From the experimental results, we can see that when the first supporting paragraph was removed twice, Llama 4 Maverick performed the worst, with an average inconsistency-Contain of 73.87%, and the average unknown rate (52.35%) was much lower than that of the other two models. This further confirmed its highest dependence on undeclared information from the CoT. Even after multiple rounds of removing the first supporting paragraph, the model still provided consistent answers on over 25% of the samples. After multiple rounds of reasoning chain intervention, all three large language models still had some outputs that were consistent with the original answers.
The intervention effect of removing all supported paragraphs twice was significantly enhanced. The average inconsistency-Contain of the three models exceeded 90%, with DeepSeek-V3.2-Exp having the highest (95.48%), followed by Qwen3-Next-80B-A3B-Instruction (94.59%). The average unknown rates of DeepSeek-V3.2-Exp and Qwen3-Next-80B-A3B-Instruction both exceeded 95%, which means that the models were unable to generate answers based on the remaining knowledge on over 90% of the samples. Although the average inconsistency-Contain of Llama 4 Maverick increased to 90.96%, the average unknown rate (71.93%) was still lower than the other two models. This suggests that Llama 4 Maverick may be more inclined to fabricate even the wrong answer based on relevant information or relying on memory abilities.

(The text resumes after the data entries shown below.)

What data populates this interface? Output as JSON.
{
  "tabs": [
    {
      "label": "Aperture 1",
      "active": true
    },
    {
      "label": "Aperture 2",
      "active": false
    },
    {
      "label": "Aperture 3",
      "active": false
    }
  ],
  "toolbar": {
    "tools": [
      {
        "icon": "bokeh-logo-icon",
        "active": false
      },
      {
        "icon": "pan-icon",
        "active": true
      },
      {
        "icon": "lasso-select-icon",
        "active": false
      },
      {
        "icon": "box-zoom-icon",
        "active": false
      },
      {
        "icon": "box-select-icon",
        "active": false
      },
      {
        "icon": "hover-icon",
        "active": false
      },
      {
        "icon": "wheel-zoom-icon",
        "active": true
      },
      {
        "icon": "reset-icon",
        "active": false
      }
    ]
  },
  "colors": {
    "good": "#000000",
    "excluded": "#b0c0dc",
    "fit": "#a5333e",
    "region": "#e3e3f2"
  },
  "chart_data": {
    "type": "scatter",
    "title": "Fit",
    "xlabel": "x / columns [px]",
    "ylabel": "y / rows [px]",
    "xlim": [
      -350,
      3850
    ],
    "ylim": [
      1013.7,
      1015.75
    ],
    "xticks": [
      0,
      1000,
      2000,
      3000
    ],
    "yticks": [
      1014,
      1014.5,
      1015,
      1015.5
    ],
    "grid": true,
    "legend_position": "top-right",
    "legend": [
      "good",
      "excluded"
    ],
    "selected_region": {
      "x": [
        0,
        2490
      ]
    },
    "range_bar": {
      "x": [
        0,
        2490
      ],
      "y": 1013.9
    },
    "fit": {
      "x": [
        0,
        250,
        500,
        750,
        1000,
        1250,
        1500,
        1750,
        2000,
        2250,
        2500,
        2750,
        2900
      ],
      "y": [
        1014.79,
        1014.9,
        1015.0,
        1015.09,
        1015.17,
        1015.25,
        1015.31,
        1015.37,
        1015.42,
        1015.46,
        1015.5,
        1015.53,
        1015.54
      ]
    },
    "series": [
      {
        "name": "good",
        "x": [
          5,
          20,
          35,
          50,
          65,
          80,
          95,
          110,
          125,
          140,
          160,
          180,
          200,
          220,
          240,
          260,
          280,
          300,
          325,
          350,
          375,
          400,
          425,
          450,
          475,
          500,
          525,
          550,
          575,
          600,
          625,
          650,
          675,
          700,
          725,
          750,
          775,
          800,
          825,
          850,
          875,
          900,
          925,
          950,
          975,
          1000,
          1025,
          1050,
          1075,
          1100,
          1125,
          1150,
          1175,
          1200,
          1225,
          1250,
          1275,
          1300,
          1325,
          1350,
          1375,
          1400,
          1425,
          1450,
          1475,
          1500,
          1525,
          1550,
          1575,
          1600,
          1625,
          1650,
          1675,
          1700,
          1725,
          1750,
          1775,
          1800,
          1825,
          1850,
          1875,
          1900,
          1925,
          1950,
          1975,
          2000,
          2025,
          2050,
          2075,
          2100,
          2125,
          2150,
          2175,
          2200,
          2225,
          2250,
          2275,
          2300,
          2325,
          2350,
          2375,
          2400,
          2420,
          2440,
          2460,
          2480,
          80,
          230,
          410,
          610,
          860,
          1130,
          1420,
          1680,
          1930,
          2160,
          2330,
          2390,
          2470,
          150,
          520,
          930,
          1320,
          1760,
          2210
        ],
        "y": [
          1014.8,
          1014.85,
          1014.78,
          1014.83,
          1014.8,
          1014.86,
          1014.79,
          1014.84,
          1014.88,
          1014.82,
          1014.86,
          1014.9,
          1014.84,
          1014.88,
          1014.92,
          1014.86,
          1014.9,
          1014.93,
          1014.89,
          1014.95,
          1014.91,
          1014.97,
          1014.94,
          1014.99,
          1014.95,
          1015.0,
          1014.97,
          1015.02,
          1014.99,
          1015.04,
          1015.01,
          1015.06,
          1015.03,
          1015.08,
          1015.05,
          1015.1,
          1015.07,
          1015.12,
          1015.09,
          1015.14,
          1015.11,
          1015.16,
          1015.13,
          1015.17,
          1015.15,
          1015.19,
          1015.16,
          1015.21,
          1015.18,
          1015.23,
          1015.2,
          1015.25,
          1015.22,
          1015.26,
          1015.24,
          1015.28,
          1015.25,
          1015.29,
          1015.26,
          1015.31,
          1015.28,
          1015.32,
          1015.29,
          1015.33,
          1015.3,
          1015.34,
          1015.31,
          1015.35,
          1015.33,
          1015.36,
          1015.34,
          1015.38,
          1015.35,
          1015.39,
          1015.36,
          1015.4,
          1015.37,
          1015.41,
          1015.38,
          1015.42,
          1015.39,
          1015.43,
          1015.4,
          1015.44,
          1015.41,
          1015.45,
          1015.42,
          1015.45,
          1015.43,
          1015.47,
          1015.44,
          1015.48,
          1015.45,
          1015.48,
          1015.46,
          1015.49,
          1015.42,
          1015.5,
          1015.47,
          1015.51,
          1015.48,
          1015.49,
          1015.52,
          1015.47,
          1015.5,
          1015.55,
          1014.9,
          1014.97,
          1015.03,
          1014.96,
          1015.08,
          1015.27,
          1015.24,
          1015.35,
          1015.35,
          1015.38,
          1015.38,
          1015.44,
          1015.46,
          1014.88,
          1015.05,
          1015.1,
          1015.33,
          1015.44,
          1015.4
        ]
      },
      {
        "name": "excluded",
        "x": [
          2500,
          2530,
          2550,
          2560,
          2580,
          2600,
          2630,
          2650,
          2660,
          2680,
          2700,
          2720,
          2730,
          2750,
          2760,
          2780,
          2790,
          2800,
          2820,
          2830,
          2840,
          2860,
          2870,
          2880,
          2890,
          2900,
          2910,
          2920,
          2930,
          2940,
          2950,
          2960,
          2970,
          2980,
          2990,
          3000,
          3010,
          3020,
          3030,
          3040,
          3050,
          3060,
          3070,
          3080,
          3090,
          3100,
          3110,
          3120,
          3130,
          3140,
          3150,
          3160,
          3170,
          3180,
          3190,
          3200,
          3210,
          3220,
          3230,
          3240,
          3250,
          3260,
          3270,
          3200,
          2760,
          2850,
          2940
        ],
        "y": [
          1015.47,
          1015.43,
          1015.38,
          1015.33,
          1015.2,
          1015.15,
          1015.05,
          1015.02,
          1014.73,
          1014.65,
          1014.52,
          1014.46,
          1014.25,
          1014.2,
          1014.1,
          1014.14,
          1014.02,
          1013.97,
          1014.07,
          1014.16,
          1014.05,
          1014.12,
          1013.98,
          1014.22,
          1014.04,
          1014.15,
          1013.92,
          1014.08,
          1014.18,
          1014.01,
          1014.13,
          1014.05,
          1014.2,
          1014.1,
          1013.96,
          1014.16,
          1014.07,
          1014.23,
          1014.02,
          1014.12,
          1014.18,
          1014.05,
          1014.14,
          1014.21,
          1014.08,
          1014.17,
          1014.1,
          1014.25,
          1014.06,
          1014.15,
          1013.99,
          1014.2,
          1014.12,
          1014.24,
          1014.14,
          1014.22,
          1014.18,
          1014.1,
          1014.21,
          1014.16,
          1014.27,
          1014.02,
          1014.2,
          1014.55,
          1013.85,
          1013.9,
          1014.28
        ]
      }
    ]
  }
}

We compared test results under multiple rounds of removal and a single round of removal. The comparison results can be found in
Appendix B.2. To evaluate the impact of multi-round removal of supporting paragraphs on model performance, we conducted paired
t-tests and Wilcoxon signed-rank tests (
= 0.05) on inconsistency-Contain, inconsistency-F1, and unknown rate. For all three LLMs, multi-round removal led to significantly higher inconsistency and unknown rate compared to single-round removal (all
p < 0.05), which confirms that repeated removal of supporting paragraphs exacerbates model inconsistency and reduces its ability to generate valid answers. As more relevant contexts are discarded, the difficulty for the model to output the same answer increases. Removing all background paragraphs cited in the CoT leaves less information related to the answer compared to removing the first paragraph cited in the CoT. Multiple rounds of removal delete more relevant information compared to a single round of removal. When removing a small amount of relevant information, the self-narrative inference chain in the CoT is broken, while some information related to the answer is still retained. In this case, it is easier to test the CoT of the LLM. If the LLM can provide consistent answers, it means that it may rely on matching and not conform to the reasoning behavior described in the CoT.
Conclusion. Considering that there are multiple reasoning chains that can lead to the final answer, we conducted multiple rounds of removal to repeatedly intervene in the self-stated reasoning chains in CoT to test the explainability. Compared with simple removal, the LLMs performed better in the case of multiple rounds of paragraph removal. Because a large amount of relevant information was discarded, the difficulty for LLMs to obtain consistent answers through matching increased.